Jackie had read in his ventriloquists manual that people once thought that ventriloquist’s sounds come from their stomach — belly talk — as if they had swallowed words whole as if everything they had kept inside was now speaking.

This is what makes Martin’s stories resonate so clearly, punches us in the gut at times and leaves us reeling for equilibrium yet grateful for having met these characters. In “Real Time”, a couple have trouble communicating with each other. The man (Del) reveals himself to convicts through long pen pal letters and it’s indicative of a bad character trait his wife doesn’t hesitate to point out. He will fall for anything:

Deep down he imagined that was the case, and though it shamed him to be the convict’s patsy, he couldn’t resist the small, clear truth in all their stories: once they had been different people.

In his letters to the prisoners he sends money and reveals “…ordinary things… from his days on the mail route…” that he hopes will connect him, but it doesn’t happen.

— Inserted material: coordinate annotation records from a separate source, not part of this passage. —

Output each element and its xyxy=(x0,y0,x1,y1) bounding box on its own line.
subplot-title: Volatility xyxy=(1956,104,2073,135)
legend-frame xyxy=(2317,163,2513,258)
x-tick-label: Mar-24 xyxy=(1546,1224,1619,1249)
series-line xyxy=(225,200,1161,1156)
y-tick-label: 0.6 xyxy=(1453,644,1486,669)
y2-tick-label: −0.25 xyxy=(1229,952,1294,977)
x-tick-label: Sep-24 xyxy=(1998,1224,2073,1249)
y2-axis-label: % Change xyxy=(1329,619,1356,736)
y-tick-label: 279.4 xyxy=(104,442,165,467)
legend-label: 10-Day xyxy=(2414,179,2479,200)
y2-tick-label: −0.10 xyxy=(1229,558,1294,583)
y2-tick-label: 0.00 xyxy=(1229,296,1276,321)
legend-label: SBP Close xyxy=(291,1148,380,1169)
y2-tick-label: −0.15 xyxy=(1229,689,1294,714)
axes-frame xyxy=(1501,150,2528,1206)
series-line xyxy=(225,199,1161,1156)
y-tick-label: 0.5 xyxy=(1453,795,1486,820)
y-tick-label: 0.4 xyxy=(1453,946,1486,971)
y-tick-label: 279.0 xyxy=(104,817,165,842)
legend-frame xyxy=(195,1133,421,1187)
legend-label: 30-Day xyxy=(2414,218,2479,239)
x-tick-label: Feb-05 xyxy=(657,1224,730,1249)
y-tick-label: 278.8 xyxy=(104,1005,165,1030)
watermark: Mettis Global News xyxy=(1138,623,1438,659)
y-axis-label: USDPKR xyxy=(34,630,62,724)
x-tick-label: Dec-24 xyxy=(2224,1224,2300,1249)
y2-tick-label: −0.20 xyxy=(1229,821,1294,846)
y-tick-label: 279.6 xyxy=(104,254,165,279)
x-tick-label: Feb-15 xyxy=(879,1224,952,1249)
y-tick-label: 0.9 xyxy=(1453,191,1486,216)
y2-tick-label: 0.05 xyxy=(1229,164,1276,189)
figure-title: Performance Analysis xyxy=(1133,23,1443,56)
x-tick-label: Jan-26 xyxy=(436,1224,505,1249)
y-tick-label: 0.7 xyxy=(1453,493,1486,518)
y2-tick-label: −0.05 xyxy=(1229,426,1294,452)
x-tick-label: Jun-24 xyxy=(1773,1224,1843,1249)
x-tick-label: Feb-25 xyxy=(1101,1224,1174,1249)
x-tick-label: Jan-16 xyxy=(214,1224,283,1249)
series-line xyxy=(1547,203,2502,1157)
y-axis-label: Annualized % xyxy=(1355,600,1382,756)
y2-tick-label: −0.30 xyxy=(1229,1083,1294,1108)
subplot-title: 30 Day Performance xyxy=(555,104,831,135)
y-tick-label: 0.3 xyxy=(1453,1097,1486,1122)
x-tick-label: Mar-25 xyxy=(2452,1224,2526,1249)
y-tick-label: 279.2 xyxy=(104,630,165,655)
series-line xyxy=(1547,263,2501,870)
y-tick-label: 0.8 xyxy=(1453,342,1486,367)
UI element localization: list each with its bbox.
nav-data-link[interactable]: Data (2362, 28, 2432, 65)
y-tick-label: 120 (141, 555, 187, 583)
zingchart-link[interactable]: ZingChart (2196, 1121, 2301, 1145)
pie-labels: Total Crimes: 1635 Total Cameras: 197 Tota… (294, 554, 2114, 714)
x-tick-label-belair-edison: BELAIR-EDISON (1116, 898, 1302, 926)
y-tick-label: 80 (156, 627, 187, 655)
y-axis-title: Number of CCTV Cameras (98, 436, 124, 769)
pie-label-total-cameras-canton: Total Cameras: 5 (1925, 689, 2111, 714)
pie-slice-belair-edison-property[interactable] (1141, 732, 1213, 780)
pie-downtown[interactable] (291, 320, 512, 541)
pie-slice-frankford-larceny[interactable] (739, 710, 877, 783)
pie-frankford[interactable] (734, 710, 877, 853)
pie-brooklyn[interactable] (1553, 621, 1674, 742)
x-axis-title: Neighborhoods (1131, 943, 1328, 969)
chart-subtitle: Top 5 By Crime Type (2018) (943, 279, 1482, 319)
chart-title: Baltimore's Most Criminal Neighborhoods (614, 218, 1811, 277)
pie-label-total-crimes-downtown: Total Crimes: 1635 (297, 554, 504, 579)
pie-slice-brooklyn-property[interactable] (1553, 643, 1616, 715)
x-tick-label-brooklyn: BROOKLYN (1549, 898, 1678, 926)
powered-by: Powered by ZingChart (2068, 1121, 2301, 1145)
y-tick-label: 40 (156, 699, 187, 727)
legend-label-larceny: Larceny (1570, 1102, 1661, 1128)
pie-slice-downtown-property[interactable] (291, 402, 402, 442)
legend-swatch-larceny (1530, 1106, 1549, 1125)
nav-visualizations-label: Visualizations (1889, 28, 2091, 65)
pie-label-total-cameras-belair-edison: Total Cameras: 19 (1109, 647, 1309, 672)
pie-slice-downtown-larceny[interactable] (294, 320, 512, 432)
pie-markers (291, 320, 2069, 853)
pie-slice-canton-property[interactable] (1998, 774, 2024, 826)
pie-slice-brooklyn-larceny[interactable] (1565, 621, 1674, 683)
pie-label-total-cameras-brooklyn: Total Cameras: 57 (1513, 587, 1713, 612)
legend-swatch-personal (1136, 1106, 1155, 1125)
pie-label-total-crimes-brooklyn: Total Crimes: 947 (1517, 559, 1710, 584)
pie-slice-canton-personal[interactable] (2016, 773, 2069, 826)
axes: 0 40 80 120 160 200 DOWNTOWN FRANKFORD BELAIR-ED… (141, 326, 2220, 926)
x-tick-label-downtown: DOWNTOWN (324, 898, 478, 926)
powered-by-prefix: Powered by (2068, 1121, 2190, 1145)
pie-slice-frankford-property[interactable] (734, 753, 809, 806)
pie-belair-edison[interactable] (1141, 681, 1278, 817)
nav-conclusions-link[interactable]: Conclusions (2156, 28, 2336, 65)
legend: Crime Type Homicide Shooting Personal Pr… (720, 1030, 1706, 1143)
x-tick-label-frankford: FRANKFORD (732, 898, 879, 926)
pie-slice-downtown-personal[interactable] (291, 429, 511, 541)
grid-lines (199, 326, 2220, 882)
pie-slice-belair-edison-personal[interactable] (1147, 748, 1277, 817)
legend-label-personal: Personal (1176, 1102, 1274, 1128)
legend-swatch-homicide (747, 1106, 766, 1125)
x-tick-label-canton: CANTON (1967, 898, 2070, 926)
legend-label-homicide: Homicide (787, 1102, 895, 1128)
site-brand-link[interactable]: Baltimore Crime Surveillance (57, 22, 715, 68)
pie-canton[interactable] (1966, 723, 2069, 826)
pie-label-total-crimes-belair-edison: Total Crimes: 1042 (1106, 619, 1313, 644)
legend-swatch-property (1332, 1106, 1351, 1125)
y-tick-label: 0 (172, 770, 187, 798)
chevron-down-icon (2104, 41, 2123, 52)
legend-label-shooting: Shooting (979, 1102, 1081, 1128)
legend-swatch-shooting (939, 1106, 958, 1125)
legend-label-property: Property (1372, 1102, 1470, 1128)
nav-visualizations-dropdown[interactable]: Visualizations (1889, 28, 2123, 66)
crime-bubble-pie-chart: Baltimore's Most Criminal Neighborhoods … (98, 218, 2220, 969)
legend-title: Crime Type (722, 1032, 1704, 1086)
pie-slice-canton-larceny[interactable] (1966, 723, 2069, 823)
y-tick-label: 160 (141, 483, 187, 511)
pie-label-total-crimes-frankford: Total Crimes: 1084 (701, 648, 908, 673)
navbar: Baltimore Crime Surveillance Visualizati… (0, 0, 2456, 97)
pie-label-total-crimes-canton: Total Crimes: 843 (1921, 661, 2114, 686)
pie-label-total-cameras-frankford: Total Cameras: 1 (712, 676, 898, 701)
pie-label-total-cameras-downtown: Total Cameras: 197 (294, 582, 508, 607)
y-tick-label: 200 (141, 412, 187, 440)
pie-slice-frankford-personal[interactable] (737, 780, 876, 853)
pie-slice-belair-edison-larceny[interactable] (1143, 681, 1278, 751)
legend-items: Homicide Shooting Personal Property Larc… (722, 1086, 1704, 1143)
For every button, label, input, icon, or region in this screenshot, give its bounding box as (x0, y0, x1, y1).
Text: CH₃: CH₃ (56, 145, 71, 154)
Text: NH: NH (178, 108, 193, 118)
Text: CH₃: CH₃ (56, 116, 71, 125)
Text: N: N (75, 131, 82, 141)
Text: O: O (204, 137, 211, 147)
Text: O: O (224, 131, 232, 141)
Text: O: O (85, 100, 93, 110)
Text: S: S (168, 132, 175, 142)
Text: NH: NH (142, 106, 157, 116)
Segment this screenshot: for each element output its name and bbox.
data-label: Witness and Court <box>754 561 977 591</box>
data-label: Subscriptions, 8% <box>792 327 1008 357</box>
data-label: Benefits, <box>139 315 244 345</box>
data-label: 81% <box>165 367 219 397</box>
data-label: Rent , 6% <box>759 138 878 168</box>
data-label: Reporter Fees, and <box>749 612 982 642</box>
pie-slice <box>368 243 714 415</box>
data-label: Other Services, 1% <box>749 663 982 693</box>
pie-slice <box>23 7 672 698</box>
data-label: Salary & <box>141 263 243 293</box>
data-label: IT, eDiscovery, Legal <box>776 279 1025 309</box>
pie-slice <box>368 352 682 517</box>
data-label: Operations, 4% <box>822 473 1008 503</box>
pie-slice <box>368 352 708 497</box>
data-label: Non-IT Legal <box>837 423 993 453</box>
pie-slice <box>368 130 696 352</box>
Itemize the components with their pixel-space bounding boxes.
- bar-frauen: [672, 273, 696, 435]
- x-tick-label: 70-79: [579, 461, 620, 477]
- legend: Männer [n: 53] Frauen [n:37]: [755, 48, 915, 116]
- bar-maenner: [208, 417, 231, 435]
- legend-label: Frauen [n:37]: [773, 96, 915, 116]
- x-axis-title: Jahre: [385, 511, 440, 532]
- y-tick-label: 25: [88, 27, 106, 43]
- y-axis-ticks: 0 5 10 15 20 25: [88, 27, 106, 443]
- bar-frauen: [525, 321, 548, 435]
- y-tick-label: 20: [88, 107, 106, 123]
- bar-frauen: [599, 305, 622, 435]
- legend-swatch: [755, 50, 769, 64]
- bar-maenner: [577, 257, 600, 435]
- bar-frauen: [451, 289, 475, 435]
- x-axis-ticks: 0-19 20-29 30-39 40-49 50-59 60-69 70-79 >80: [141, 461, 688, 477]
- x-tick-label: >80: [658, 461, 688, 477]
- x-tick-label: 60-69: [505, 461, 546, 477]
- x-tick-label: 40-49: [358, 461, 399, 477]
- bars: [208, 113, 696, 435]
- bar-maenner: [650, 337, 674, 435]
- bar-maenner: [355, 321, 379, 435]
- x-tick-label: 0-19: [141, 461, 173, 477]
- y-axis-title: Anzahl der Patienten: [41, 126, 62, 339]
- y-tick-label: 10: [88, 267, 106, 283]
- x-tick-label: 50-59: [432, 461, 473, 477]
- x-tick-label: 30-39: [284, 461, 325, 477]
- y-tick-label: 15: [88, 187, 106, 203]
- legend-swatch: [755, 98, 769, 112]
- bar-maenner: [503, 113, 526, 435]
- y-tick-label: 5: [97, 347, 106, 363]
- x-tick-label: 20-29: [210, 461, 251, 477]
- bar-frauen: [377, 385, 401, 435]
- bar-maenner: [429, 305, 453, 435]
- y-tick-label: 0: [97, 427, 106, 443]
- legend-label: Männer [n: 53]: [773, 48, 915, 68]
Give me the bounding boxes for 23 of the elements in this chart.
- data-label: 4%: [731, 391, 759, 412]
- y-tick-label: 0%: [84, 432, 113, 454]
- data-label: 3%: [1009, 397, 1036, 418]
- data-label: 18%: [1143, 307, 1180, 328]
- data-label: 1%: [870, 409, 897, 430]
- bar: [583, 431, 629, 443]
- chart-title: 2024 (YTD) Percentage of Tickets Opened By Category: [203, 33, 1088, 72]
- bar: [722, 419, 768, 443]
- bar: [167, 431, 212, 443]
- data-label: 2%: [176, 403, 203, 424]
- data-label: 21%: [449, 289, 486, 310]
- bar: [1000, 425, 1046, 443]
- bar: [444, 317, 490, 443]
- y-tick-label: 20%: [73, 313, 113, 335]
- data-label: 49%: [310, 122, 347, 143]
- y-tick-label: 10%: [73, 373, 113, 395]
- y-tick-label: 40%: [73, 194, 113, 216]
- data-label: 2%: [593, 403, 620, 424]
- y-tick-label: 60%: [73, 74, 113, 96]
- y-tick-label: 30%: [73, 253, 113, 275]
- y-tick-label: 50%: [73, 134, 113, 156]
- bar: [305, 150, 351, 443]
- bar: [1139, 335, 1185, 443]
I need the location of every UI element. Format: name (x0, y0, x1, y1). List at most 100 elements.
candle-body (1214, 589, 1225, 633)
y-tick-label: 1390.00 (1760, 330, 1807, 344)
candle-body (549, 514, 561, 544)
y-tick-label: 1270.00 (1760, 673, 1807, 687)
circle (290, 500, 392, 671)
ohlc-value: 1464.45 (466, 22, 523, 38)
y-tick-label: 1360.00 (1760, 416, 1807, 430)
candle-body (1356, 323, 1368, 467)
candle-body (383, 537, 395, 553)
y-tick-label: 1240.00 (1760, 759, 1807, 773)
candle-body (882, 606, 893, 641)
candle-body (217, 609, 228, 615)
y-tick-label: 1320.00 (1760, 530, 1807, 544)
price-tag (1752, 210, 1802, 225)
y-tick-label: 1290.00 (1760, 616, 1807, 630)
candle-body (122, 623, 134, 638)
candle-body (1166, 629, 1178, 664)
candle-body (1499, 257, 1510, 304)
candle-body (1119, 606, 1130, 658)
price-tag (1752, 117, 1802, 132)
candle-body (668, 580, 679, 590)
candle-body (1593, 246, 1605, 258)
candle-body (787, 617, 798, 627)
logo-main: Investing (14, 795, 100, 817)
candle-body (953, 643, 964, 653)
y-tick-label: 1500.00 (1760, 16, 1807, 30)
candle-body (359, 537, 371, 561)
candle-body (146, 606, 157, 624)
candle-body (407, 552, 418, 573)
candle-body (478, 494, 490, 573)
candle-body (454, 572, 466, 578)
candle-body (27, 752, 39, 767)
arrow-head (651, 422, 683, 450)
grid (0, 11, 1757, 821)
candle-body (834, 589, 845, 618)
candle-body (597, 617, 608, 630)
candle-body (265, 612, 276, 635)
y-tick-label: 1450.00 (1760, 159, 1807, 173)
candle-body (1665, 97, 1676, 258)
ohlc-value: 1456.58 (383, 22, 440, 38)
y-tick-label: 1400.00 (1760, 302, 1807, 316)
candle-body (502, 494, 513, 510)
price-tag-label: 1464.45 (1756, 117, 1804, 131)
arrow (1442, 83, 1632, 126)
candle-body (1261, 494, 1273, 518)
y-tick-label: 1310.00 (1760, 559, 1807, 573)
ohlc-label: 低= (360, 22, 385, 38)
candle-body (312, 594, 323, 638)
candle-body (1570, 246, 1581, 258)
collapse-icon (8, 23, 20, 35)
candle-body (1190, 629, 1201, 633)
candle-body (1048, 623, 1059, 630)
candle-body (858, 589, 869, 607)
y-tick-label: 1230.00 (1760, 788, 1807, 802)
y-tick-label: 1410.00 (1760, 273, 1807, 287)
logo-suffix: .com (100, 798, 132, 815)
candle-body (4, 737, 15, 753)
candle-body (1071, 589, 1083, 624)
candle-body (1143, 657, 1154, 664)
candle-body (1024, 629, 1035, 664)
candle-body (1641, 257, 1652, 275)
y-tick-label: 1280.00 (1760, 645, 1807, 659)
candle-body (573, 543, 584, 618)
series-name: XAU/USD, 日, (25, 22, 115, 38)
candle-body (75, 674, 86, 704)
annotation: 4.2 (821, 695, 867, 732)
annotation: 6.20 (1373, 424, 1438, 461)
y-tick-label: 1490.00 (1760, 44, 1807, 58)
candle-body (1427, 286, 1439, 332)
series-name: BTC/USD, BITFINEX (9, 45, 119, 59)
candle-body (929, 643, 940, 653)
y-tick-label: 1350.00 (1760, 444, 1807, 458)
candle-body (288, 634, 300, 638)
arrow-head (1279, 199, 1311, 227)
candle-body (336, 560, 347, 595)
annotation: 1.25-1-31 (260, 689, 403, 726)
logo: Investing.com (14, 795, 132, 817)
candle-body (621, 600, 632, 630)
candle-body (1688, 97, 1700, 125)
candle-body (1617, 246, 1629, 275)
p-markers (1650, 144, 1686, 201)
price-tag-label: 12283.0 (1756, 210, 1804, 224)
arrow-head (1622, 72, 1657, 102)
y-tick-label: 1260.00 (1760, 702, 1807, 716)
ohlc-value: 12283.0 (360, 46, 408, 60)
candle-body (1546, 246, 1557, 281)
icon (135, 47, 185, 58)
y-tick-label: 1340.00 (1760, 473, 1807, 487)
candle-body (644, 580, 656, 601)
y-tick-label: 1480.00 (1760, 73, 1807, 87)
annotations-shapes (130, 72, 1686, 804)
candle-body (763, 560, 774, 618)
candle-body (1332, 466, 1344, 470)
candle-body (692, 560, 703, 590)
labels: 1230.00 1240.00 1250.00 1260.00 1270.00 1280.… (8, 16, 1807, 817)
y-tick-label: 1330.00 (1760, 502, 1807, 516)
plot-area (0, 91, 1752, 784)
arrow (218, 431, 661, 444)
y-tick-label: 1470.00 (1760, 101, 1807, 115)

There’s grace, wonder, and small truths embedded within each story in The Mutual UFO Network. Connections once strong now prove irreparable. Communication comes only through furtive side-glances or stolen glimpses into a restricted private life. Martin’s characters are not hopelessly desperate or doomed to fall through the black hole vortex of dark fiction. He doesn’t pander to reader’s expectations or desires. Instead, his people and their landscape are alive and well, awestruck by the ineffability of grace yet realistic and world-weary enough to understand that not everything is beautiful. So long as they persevere, something else will always come along.